Bir devletin enkaz altında nasıl kaldığını konuşuyor tüm dünya. Bir devletin yüz binlerce insanı kar ve rant uğruna nasıl canını aldığına tanık olduk. Bir devletin ölüm ve acıyı nasıl kendi iktidar çıkarına feda ettiğini yaşadık. Ölümün utandığı ve sesiz çığlığına tanıklık ettik. Yazmakla bitmeyen bir devlet enkazının halka çıkan faturasını tartıştık. Ve sizlerden devraldığımız bir geleneği yeniden yaşattık.
Aramızdan ayrılışının ikinci yılında. O umutsuzluğa ve karamsarlığa karşı yüzündeki gülümseme geldi akıllara. Durmak ve dert yanmak değil; eğer devrimciysen eğer Partizancı ve Kaypakkayacıysan yürüyeceksin bu sessiz acılar üzerinde. Bizler de öyle yaptık. Her döneminde ve parçasında kesintisiz emeğin olan Tohum Kültür Merkezi’nde dayanışma ve birlikteliği ördük. Dostlarımızın ve üyelerimizin katkılarıyla acıları bir parça da olsa örtmeye çalıştık.
Halkın acılarına sessiz ve kayıtsız kalmadan. Umut ile emek ile direnç ile. Yıllarca anlatmaya çalıştığın, yol açmaya çabaladığın ve kendine ait bir parça gibi yanında yer aldığın, Tohum Kültür Merkezi bugün alanda önemli bir mevzi olmuş, dostları ile bıraktığın yerden ulaşmak istediğin kitle derneği olmada önemli mesafe katetti. Varlığı, çok renkliliği, demokrasi, sorumluluk bilinci ve farklılıkları ile dayanışmanın sahiplenici gücüyle ayakta.
Bir de hayat zıtları ile birlikte var. O zıtların çatışmasına tanıklık ediyoruz. Bir yandan bırakılan emeklerin ve o emeklerin umudunu konuşurken, bir yandan da umutsuzluğun ve karamsarlığın çatışmasını yaşıyoruz. Duygusal göz yaşlarını eksik etmeyenler, bırakmak istediğin mirasın devrimci temelini kavrayamayışındaki çatışmayı yaşıyoruz. Senin deyimin ile hayat devam ediyor.

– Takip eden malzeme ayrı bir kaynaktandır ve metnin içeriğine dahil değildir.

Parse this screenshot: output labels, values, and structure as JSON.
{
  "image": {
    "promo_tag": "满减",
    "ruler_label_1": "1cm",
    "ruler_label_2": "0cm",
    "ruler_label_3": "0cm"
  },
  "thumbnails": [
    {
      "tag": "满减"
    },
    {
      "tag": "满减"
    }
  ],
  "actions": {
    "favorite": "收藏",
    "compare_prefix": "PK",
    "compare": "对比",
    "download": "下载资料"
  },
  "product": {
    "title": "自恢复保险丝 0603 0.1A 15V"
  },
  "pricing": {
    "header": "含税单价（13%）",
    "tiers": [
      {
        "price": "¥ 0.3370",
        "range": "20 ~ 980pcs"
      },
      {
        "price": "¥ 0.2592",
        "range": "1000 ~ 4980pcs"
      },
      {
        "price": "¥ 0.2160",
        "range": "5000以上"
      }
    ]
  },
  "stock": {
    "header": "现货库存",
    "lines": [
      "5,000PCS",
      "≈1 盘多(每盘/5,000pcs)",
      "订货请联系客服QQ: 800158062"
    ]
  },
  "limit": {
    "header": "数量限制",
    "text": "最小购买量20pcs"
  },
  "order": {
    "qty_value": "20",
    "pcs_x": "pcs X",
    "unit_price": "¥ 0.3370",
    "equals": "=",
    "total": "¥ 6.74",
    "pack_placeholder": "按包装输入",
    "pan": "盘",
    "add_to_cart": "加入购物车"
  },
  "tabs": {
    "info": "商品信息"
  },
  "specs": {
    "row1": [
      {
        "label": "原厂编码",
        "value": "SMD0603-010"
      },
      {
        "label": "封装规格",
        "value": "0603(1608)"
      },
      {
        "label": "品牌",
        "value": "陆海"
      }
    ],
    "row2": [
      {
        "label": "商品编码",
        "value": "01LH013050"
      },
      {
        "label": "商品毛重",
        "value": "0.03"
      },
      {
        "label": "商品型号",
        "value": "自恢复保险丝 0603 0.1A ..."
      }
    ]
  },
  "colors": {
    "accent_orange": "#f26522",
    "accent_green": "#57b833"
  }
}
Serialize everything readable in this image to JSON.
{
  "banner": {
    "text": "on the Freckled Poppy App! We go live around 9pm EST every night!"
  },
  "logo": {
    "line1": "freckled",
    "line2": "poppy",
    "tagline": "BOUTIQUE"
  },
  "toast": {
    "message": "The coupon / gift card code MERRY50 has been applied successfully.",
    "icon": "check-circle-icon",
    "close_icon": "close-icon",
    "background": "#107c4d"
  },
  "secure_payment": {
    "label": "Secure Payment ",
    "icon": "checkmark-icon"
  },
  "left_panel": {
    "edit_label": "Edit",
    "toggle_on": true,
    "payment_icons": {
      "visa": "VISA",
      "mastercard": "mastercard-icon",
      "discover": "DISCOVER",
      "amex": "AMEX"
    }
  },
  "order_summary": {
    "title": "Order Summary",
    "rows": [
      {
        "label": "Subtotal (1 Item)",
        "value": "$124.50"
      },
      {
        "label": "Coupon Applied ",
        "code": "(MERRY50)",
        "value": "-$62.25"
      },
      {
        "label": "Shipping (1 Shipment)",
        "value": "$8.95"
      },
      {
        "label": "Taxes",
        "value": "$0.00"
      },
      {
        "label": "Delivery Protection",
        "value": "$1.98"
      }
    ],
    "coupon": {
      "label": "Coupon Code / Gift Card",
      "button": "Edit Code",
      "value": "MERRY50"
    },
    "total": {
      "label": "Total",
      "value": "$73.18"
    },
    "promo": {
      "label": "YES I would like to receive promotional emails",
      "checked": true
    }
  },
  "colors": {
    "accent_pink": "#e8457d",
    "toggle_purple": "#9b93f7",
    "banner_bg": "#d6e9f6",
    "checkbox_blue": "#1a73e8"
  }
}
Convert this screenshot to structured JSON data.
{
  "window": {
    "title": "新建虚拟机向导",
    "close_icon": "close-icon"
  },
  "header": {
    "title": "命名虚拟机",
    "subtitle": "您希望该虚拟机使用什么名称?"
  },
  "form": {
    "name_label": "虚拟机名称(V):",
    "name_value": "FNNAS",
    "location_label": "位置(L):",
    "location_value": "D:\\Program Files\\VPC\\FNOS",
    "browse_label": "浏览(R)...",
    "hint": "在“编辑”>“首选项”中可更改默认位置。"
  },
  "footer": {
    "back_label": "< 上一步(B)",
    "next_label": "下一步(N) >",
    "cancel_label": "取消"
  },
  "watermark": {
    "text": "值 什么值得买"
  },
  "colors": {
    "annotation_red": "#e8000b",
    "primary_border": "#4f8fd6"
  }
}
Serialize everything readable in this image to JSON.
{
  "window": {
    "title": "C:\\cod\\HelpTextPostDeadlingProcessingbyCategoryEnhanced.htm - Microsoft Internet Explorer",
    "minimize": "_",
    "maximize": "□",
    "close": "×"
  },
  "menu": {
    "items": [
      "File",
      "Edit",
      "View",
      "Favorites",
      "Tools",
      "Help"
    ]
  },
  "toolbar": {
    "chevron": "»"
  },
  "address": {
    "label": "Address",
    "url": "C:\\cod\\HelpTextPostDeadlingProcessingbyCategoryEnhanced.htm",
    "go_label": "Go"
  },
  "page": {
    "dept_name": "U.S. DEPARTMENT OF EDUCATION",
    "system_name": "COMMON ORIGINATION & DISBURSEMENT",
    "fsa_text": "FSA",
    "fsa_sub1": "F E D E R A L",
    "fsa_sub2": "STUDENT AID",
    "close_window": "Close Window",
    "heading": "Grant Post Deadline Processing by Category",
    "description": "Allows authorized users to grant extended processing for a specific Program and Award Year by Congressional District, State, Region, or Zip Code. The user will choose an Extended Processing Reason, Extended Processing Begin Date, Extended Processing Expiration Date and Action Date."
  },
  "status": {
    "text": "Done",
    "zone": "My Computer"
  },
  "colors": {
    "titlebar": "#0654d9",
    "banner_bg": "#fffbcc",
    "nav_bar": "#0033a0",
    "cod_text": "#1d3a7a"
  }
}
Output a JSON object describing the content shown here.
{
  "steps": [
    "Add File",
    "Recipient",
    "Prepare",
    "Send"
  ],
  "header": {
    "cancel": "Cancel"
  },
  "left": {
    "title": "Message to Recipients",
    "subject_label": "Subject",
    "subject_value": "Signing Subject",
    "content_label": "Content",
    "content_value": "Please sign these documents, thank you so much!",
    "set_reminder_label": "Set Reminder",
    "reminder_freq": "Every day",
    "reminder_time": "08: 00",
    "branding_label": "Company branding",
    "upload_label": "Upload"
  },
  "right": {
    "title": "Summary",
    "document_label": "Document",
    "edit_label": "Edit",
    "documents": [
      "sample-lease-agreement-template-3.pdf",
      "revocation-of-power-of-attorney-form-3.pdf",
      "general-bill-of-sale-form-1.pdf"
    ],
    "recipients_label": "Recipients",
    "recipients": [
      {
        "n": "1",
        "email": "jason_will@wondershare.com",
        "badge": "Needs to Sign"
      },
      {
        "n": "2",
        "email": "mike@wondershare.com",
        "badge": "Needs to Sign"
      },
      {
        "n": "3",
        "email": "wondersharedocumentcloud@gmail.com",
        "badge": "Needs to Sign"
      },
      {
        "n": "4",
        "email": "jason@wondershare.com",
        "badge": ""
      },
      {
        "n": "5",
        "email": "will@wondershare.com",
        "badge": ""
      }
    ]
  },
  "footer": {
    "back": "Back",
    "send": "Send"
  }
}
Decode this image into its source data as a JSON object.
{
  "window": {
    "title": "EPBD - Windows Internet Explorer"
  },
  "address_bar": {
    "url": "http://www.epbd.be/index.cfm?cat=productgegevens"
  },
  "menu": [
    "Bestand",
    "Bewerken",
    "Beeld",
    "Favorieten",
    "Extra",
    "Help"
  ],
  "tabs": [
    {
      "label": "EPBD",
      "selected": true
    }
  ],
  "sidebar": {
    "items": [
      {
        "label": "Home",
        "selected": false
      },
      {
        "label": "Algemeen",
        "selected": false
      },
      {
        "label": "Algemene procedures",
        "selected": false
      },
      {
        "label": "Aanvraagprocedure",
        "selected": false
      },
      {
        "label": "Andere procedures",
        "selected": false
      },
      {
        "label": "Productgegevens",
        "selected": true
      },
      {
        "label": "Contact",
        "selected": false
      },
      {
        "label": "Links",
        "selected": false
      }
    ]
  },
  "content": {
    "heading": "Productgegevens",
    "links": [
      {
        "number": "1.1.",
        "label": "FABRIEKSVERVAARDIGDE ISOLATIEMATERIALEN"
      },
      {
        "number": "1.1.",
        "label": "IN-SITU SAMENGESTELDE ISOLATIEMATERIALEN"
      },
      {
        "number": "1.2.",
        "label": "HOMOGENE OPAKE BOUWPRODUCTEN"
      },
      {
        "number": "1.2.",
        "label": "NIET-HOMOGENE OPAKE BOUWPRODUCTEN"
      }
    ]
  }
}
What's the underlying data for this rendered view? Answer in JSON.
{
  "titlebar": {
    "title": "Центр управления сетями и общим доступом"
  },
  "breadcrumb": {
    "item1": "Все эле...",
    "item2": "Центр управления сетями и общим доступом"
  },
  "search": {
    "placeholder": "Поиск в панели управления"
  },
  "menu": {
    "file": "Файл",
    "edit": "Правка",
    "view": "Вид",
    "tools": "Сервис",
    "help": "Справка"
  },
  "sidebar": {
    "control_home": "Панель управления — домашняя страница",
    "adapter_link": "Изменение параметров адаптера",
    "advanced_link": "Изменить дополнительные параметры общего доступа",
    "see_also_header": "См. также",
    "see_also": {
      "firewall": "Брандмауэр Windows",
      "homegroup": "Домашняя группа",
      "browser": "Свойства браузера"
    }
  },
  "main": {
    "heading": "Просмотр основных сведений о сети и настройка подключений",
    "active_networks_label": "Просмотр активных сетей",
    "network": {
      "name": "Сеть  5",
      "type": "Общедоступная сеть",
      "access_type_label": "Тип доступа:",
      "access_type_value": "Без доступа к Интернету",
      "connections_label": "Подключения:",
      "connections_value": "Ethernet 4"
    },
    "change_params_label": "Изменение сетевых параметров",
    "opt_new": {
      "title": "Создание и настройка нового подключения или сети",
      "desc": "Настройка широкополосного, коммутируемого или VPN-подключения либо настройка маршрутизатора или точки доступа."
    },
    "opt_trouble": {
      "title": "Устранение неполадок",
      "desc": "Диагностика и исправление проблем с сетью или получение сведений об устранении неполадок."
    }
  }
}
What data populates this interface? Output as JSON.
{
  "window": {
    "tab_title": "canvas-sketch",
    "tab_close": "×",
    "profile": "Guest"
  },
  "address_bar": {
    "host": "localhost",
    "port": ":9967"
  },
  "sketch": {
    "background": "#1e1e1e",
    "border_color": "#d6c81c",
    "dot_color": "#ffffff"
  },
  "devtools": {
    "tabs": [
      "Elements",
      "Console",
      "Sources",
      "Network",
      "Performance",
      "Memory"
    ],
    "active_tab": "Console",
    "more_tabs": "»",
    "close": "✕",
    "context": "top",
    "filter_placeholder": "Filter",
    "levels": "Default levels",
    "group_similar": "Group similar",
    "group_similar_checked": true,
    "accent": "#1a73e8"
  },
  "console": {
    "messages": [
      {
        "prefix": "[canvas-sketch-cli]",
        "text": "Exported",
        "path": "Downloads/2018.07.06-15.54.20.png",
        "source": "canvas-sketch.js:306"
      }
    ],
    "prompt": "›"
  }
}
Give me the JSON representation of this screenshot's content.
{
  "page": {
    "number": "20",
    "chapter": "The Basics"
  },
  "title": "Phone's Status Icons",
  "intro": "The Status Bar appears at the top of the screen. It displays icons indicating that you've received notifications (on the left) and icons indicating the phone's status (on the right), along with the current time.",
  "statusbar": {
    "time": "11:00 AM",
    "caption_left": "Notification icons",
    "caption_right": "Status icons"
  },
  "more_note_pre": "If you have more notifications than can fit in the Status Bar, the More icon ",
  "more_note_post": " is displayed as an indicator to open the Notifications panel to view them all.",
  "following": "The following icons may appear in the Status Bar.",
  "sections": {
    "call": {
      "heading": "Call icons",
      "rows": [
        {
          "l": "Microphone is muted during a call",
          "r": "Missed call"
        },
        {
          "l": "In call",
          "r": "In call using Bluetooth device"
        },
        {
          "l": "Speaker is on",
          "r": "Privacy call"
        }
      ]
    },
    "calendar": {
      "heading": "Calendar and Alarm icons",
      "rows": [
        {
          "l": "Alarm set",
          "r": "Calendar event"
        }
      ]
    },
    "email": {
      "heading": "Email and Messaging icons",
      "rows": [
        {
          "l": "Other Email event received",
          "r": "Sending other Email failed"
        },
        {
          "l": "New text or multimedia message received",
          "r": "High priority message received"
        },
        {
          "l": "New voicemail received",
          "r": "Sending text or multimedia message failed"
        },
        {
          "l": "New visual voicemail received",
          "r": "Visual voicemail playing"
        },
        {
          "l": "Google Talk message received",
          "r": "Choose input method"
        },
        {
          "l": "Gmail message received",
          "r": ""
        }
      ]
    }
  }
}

Dursun Kirve, Yaşamını siyasete adayanları yazarken ve konuşurken elbet onları bu adanmışlıkla anmanın doğru olduğuna inanıyorum. Yaşamda olduğu gibi ölüm de siyasetin bir parçası değil mi? Yoksa bunca yaşanılan ölümün açıklamasını kim yapabilecek? Geride bırakılan yaşanmış gerçeği nasıl anlatabiliriz? Devrimciler, hayatı sadece bir canlının yaşamı olarak ele almazlar. Bir ağaç, bitki bir hayvan da yaşamını sürdürür. Oysa Devrimciler hayatı uğrunda ölecek kadar değerli görürler. Emek katarlar, fedakarlık katarlar. Umut aşılarlar. Geleceğe olan hayallerini sürdürecek düşüncelerini bırakırlar. Gülen bir yüz, güzel bir söz, güven veren bir duruş. Tıpkı senin gibi…
Nice iki yıllar geçecek biliyoruz. Bir çoğumuz belki bu iki yılları göremeyeceğiz. Ama görebilenlerimiz yıllarda, muhakkak seni geride bıraktığın değerlerle anacağını biliyoruz. Yaşamından geriye bıraktığın miras, bizlere paha biçilmez değer olarak kaldı. Bunu anlayan ve bilen için elbet.
Yurt dışında “Ocak Şehitleri” ayında mezarı başında anılarak devrimci mücadelenin, devrimin ve sosyalizmin konuşulduğu sayılı insanlardan birisin. Bu bile hayatın anlamı ve değerine dair büyük bir mirastır.